15.5.24

O Amadeu não era de queixumes

Lisabö, “Gure Hitzak”, in https://www.youtube.com/watch?v=MNH72NIoJx8

Podiam soar os trovões da dor. Podia o sofrimento escavar na pele até se tornar cal em cima da carne. Podiam gritar, inomináveis, as injustiças que assombravam o sono. Podiam açambarcar a fala contra o direito ao queixume. O Amadeu transigia, calado, sofrendo como sempre aceitara o sofrimento, em silêncio. 

Abria uma exceção contra o silêncio como idioma da resignação, quando era testemunha involuntário dos males injustificadamente debitados nos outros. E os outros podiam ser outros para o Amadeu, autênticos forasteiros no seu raio de ação, que logo arbitrava a pendência. Insurgia-se, irascível, metendo pose ameaçadora que dissuadia os feitores das crueldades em curso. Ficou por anotar em livro próprio o inventário das dores que poupou aos outros. O Amadeu era mais amigo dos outros, mesmo quando não eram do seu conhecimento, do que dele mesmo.

Depois entrava em abstenção quando os próceres da iniquidade se abatiam sobre ele. Não queria saber dos infortúnios; não se lamentava, nem no forte apelo da consciência, deixando que o infortúnio fizesse o seu trabalho sujo até ficar um farrapo, estilhaçado pela angústia. Se alguém chamava a titularidade de um vexame, Amadeu condescendia.
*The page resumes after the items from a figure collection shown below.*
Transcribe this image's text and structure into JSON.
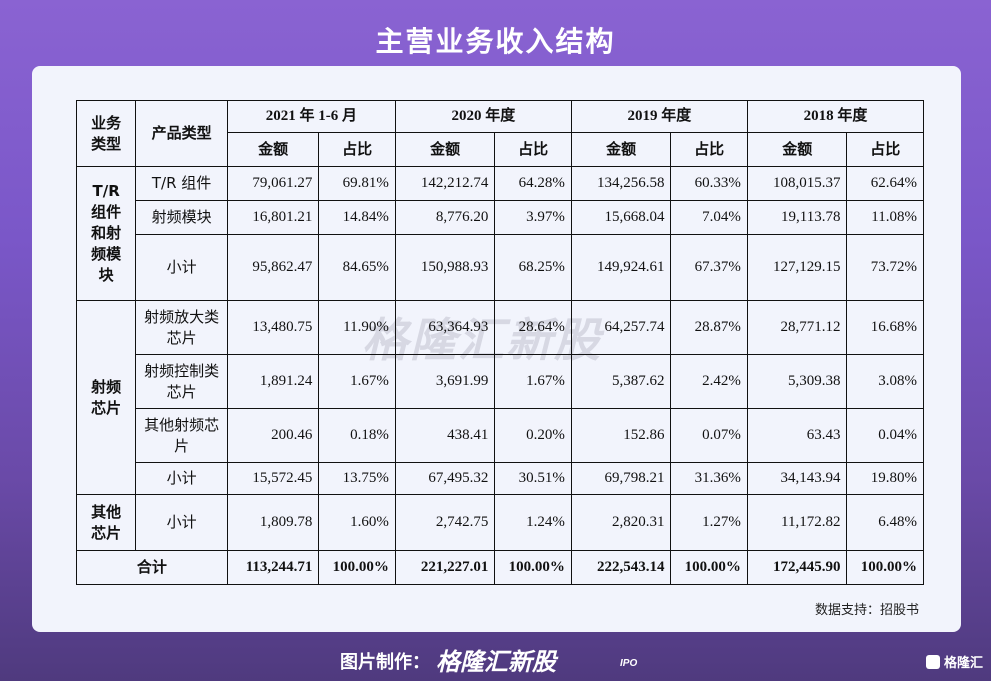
{
  "title": "主营业务收入结构",
  "headers": {
    "business_type": "业务类型",
    "product_type": "产品类型",
    "periods": [
      "2021 年 1-6 月",
      "2020 年度",
      "2019 年度",
      "2018 年度"
    ],
    "amount": "金额",
    "ratio": "占比"
  },
  "categories": [
    {
      "name": "T/R组件和射频模块"
    },
    {
      "name": "射频芯片"
    },
    {
      "name": "其他芯片"
    }
  ],
  "rows": [
    {
      "product": "T/R 组件",
      "values": [
        "79,061.27",
        "69.81%",
        "142,212.74",
        "64.28%",
        "134,256.58",
        "60.33%",
        "108,015.37",
        "62.64%"
      ]
    },
    {
      "product": "射频模块",
      "values": [
        "16,801.21",
        "14.84%",
        "8,776.20",
        "3.97%",
        "15,668.04",
        "7.04%",
        "19,113.78",
        "11.08%"
      ]
    },
    {
      "product": "小计",
      "values": [
        "95,862.47",
        "84.65%",
        "150,988.93",
        "68.25%",
        "149,924.61",
        "67.37%",
        "127,129.15",
        "73.72%"
      ]
    },
    {
      "product": "射频放大类芯片",
      "values": [
        "13,480.75",
        "11.90%",
        "63,364.93",
        "28.64%",
        "64,257.74",
        "28.87%",
        "28,771.12",
        "16.68%"
      ]
    },
    {
      "product": "射频控制类芯片",
      "values": [
        "1,891.24",
        "1.67%",
        "3,691.99",
        "1.67%",
        "5,387.62",
        "2.42%",
        "5,309.38",
        "3.08%"
      ]
    },
    {
      "product": "其他射频芯片",
      "values": [
        "200.46",
        "0.18%",
        "438.41",
        "0.20%",
        "152.86",
        "0.07%",
        "63.43",
        "0.04%"
      ]
    },
    {
      "product": "小计",
      "values": [
        "15,572.45",
        "13.75%",
        "67,495.32",
        "30.51%",
        "69,798.21",
        "31.36%",
        "34,143.94",
        "19.80%"
      ]
    },
    {
      "product": "小计",
      "values": [
        "1,809.78",
        "1.60%",
        "2,742.75",
        "1.24%",
        "2,820.31",
        "1.27%",
        "11,172.82",
        "6.48%"
      ]
    }
  ],
  "total": {
    "label": "合计",
    "values": [
      "113,244.71",
      "100.00%",
      "221,227.01",
      "100.00%",
      "222,543.14",
      "100.00%",
      "172,445.90",
      "100.00%"
    ]
  },
  "watermark": "格隆汇新股",
  "source": "数据支持：招股书",
  "footer": {
    "credit": "图片制作：",
    "brand": "格隆汇新股",
    "brand_sub": "IPO",
    "corner": "格隆汇"
  }
}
Era porque aquela pessoa achava que o distrate era preciso; Amadeu, se fosse o caso, ganhava (e de longe) o campeonato da ingenuidade.

Quando Amadeu interpretava os desacontecimentos que o afligiam como um curso do acaso, sabia que o mundo é ilegível. Metia-se dentro de um parêntesis, à espera que a tradução do acaso esgotasse a validade. Fingia. Fingia que o acaso é cruel e patrocinava a indigência como refúgio dos contratempos que vomitavam uma lava doentia sobre os dias consecutivos. Amadeu ficava à margem do tempo, como se fosse um fantasma que escapa à boca faminta dos vultos que povoam o tempo.

O Amadeu podia aproveitar o mesmo livro onde anotaria as proezas edificadas contra a crueldade que se abatia sobre os outros para debruar a ouro as vezes em que fora vítima de crueldades sem recorrer ao queixume. Ao contrário dos jogadores de futebol, que se contorcem num exibicionismo pueril a fingir uma dor que não têm, Amadeu compensava com a abstenção do queixume.